Should $a \leq b$ if $a\leq b+\epsilon$ for all $\epsilon >0$?
I don't doubt the proof in the book but I don't understand the intuition or geometric explanation behind this. Could somebody shed some light on this equation? I just started studying analysis on my own.$\ \ $
Draw a number line. Mark the point $b$. Where can you mark $a$? Every number greater than $b$ may be written as $b+\varepsilon$ for some $\varepsilon >0$. Then $a\leqslant b+\varepsilon$ says every number greater than $b$ is also greater than $a$. Thus, you erase all what comes after $b$. The only remaining choices are the numbers to the left or $b$ itself.

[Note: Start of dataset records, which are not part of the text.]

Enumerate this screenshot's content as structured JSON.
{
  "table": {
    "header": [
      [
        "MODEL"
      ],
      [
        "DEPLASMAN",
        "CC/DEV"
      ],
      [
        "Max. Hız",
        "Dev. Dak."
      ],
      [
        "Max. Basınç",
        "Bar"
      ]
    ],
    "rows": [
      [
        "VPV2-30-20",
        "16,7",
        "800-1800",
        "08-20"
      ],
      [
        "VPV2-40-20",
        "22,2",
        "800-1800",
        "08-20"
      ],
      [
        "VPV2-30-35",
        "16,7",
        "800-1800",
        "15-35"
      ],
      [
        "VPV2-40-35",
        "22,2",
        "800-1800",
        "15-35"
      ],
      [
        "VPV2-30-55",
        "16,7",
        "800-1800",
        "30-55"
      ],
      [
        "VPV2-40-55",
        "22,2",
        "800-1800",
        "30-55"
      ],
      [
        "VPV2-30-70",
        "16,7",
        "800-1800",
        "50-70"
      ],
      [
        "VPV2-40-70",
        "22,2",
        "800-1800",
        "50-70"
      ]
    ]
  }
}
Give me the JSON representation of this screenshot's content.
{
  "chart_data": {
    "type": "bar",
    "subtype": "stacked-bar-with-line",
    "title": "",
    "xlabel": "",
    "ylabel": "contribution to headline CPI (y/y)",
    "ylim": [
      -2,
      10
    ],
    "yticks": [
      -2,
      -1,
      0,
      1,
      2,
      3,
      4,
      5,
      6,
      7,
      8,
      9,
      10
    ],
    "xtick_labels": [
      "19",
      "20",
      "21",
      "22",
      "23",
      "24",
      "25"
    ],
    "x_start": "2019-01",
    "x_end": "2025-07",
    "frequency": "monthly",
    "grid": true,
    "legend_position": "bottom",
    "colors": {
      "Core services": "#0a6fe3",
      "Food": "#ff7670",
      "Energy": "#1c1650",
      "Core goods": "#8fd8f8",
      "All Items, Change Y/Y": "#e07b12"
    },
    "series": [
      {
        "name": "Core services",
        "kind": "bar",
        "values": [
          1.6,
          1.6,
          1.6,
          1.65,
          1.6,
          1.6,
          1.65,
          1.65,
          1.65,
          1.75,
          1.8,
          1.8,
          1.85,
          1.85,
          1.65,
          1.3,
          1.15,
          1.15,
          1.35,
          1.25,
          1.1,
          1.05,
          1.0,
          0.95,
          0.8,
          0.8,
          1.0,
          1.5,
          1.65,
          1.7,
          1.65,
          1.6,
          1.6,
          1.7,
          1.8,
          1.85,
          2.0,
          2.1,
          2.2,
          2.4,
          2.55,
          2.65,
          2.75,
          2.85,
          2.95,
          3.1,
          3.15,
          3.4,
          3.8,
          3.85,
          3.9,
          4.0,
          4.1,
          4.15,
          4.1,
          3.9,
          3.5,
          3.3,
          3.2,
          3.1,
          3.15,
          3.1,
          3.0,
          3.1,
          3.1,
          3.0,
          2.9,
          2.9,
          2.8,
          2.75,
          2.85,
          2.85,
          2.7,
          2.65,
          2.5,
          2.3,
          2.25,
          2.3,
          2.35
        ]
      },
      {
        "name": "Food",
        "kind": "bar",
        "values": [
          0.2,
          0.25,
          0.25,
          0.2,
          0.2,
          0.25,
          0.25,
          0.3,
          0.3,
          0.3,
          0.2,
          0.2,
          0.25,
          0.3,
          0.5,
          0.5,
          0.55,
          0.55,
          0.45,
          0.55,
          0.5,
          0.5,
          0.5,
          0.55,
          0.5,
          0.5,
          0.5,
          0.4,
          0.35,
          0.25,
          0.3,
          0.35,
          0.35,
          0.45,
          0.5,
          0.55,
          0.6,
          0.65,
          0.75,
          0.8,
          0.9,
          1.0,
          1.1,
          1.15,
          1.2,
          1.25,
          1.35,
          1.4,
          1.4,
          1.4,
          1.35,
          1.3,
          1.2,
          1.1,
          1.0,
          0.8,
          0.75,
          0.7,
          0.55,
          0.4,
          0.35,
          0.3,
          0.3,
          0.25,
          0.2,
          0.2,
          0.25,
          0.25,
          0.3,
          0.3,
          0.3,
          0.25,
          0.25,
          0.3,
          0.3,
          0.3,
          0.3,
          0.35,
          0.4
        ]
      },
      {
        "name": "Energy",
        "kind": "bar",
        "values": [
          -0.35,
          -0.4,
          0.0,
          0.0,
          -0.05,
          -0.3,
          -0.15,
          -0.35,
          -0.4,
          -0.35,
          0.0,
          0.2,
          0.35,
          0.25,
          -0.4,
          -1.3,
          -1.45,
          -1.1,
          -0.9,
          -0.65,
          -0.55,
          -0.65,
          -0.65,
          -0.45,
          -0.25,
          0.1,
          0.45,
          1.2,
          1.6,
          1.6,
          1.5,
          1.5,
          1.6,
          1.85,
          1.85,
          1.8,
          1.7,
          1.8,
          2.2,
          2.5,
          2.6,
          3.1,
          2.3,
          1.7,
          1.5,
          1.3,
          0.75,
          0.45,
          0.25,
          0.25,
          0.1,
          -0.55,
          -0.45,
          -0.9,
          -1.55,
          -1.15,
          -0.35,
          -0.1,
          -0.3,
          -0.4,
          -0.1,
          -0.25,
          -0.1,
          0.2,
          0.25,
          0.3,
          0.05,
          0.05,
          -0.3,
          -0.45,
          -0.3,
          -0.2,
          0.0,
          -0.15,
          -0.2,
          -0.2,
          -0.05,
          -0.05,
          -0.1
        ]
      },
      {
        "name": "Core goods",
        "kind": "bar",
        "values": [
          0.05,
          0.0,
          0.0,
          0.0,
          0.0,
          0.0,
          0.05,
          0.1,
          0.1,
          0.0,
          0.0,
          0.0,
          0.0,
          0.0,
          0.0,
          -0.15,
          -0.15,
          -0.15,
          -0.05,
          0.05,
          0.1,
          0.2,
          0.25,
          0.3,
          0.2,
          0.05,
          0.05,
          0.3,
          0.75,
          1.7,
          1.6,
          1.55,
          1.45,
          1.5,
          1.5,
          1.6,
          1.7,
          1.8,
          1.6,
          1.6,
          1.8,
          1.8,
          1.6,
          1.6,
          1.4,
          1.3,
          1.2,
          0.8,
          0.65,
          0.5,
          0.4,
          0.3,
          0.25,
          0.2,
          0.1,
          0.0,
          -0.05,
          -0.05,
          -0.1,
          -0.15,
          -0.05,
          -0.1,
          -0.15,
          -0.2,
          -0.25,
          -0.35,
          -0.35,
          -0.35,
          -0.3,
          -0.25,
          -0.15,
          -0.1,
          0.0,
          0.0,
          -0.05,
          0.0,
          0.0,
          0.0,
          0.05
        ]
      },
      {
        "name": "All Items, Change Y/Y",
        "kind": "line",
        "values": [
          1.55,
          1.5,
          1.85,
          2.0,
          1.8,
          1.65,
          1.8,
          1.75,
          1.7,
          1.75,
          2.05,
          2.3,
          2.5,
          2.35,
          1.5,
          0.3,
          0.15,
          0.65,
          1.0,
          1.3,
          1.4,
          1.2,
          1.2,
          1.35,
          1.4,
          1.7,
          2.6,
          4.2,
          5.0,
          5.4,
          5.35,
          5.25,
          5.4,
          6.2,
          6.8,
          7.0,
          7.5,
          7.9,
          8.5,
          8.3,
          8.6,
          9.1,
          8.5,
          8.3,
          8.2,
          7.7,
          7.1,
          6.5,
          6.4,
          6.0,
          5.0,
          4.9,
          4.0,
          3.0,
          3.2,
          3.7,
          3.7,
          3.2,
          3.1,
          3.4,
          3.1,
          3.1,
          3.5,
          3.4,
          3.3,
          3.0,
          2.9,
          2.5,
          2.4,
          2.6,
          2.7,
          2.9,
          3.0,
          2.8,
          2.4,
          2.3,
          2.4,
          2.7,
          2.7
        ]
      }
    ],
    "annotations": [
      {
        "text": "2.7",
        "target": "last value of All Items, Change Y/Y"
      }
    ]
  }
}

The contrapostive of this statement says if $a>b$ then there exist $\epsilon>0$ such that $a>b+\epsilon$, take $\epsilon = (a-b)/2$.
What is the possible alternative to $a≤b$ ?
Obviously, it is $b<a$. Is it possible that at the same time $a≤b+ϵ$ for all $ϵ>0$ and $b<a$.
OK, let us consider that possibility — in naive geometric sense it means that $b$ is to the left of $a$.
But real numbers have that great property — if we have two different numbers, there exists a number "between" them. So, for some small $ϵ$, for example, the $ϵ$ is equal to half of distance between $a$ and $b$, it is true that $b+ϵ<a$.